Earlier this year, we had the honor and pleasure of conversing with James McQuivey (Ph.D.), Vice President and Principal Analyst at Forrester Research. James is a television & media technology analyst and a true thought leader in the online video industry. His focus is on analyzing and providing insight and strategic guidance when it comes to the future of media technology and his focus includes things like video on demand, online video, HDTV, digital downloads, Netflix, etc.... As he puts it on his own personal blog:
"That's right, for a living I study things like HDTV, Blu-Ray, digital downloads, iTunes video, Netflix — if you can watch it, I cover it."
We have split this interview into 2 parts because there was soo much valuable insight, we thought it would be good to break it up. This first part of our interview below includes background on James as well as some insight into his thoughts on the future of online video consumption. In our second part, James discusses the future of online video monetization, video discovery, and a concept he has coined,
"OmniVideo - a scenario in which you have access to all the content you could want, through any device, in any location."
Below is Part 1 of our Interview with James:
Dr. McQuivey, can you give us a brief background on your experience with online video?
When I was a doctoral student in media research at Syracuse University in the early 90s, someone at Cornell University generated an application called CUSeeMee, an online video web chat tool. The frame rate was terrible and my dial-up connection to the university's servers made it nearly impossible to get a decent connection going. But even looking at the 1-inch video image on my monitor, I remember thinking, "This changes everything." The idea that video could be delivered over IP, to a computer monitor -- though not yet satisfyingly -- suggested infinite possibilities.
What is your role in regards to the Forrester Report?

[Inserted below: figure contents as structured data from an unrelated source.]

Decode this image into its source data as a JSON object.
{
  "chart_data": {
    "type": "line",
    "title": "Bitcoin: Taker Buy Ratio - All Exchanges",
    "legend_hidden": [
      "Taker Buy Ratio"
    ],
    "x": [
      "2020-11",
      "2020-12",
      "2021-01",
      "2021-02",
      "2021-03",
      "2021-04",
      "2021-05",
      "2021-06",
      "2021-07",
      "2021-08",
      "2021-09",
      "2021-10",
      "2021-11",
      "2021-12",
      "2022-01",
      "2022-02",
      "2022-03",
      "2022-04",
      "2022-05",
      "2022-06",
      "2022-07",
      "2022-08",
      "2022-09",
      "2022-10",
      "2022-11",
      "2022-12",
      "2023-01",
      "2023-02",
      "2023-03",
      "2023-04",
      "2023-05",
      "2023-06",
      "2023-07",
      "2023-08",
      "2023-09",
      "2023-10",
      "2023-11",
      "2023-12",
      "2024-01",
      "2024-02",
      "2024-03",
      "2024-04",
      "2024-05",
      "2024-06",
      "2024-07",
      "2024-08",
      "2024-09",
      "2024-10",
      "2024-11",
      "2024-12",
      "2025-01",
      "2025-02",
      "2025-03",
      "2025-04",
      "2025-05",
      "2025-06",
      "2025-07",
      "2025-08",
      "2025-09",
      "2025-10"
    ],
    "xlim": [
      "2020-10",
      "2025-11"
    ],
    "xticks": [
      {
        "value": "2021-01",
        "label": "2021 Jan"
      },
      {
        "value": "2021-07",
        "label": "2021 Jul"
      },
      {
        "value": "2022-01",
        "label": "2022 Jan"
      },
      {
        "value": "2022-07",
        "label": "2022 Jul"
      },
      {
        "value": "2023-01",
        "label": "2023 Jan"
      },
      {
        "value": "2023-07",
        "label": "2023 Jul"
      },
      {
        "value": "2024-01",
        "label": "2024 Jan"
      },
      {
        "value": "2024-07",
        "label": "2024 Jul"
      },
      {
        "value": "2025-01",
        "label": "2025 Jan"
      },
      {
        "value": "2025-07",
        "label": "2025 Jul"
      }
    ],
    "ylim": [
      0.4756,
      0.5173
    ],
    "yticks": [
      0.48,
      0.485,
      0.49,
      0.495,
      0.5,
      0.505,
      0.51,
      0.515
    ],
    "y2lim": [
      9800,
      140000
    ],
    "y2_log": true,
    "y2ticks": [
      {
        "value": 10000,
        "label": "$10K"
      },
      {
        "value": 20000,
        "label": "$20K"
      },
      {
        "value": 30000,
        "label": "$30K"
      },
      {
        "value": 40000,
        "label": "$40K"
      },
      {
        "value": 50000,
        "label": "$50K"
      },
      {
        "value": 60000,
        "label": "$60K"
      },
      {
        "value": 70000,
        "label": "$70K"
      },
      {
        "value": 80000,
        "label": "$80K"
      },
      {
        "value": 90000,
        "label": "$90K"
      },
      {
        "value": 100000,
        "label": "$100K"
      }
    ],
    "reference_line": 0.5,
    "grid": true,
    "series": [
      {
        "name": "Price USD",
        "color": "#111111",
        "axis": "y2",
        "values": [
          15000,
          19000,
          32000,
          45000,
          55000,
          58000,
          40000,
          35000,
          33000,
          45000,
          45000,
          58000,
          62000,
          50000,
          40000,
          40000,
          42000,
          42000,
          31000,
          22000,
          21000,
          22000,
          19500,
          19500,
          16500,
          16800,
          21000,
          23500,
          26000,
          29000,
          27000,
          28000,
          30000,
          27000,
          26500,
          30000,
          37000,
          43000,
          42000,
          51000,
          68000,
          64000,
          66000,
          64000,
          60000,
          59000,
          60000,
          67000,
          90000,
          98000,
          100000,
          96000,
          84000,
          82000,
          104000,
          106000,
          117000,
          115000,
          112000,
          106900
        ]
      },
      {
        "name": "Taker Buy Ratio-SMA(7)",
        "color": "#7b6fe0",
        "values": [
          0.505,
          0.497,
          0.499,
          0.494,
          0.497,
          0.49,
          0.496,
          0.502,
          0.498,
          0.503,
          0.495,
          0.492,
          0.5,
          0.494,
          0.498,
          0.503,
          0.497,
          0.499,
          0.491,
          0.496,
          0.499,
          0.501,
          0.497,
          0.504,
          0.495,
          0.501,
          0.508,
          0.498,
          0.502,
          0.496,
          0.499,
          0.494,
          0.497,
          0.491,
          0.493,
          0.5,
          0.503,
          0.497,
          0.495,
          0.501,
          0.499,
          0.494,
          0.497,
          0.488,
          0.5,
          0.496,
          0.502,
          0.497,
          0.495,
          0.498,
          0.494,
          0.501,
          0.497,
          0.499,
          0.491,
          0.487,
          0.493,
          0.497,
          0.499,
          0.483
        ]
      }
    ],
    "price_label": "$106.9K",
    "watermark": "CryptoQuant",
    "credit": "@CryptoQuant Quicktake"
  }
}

As a principal analyst at Forrester Research, my job is to take the largest view possible of the industry. I can't get stuck in product features -- though I have to know them; I can't spend all day philosophizing about the future -- though I have to have a sense of what's possible. In covering content, how it's made, delivered, consumed, I come across important topics that need to be defined. But my focus is finding what needs to be said about the big topics, like will people pay to watch video online? The answer I gave in a significant report in March of 2007 was no. It still is. But more important than simply answering the question is explaining why. It's the why that generates the most insight.
Is broadcast television going to go the way of the 8-track and betamax any time soon?
Broadcast is still around, will still be around as long as there is a Congress. And even in a five year timeframe, I see broadcast contributing half the viewing minutes in a consumers' typical day. Behind that is linear cable. But very close behind that will be IP-delivered video to PCs, Internet-enabled TV devices, and mobile platforms.
Ten years from now, we could conceivably see a world in which linear broadcast and linear cable are mostly sources of content for our DVRs.
A lot of online video is still region-blocked. Hulu can't be seen outside of North America, etc. Do you see this trend sticking around for some time or will things change and if so why?
Region blocking is here to stay through most of the next decade at least. Consumers won't understand it, some will pirate while they wait for the rights issues to settle. But there is far too big a business riding on the regionalization of content for it to end overnight. Even once it gets resolved, regional filtering doesn't go away; it just gets used aggressively to manage revenue. Sound greedy? You'd do it too if you made the world's most popular movie. You'd want to make sure people paid a fair price to see it.
What role will the high-powered current generation game consoles play in the expansion of online and downloadable video content?
Game consoles have been in a potential position of power -- especially the Xbox 360 since it was in so many more homes than its competitors. But the experience of using the Xbox 360 for content viewing is about as satisfying as cable VOD. Which means not very. I think the game consoles will ultimately be one of many devices you have in your home that can connect your video services for you. Your Blu-ray players will do the same thing, even the TVs themselves will enable this kind of flexible service delivery.
Is video changing the way we live or is technology changing the way we view video?
Video has the potential to be a much larger force in our lives. I'm sure people who read the earliest books that came off the presses of Gutenberg and those who followed him thought that reading was a big deal. But they had no idea that reading would not only reach nearly everyone, but would expand to fill every piece of people's lives. You read the cereal box, you read the dial on your stove, you read product displays in the store. Now imagine that a hundred years from now, when every surface is a connected video screen -- your walls, your shirt, even your cereal box -- that people will wonder why static print was ever as common as it was. Video will have taken over. We're wired for video, it's part of how we process the world.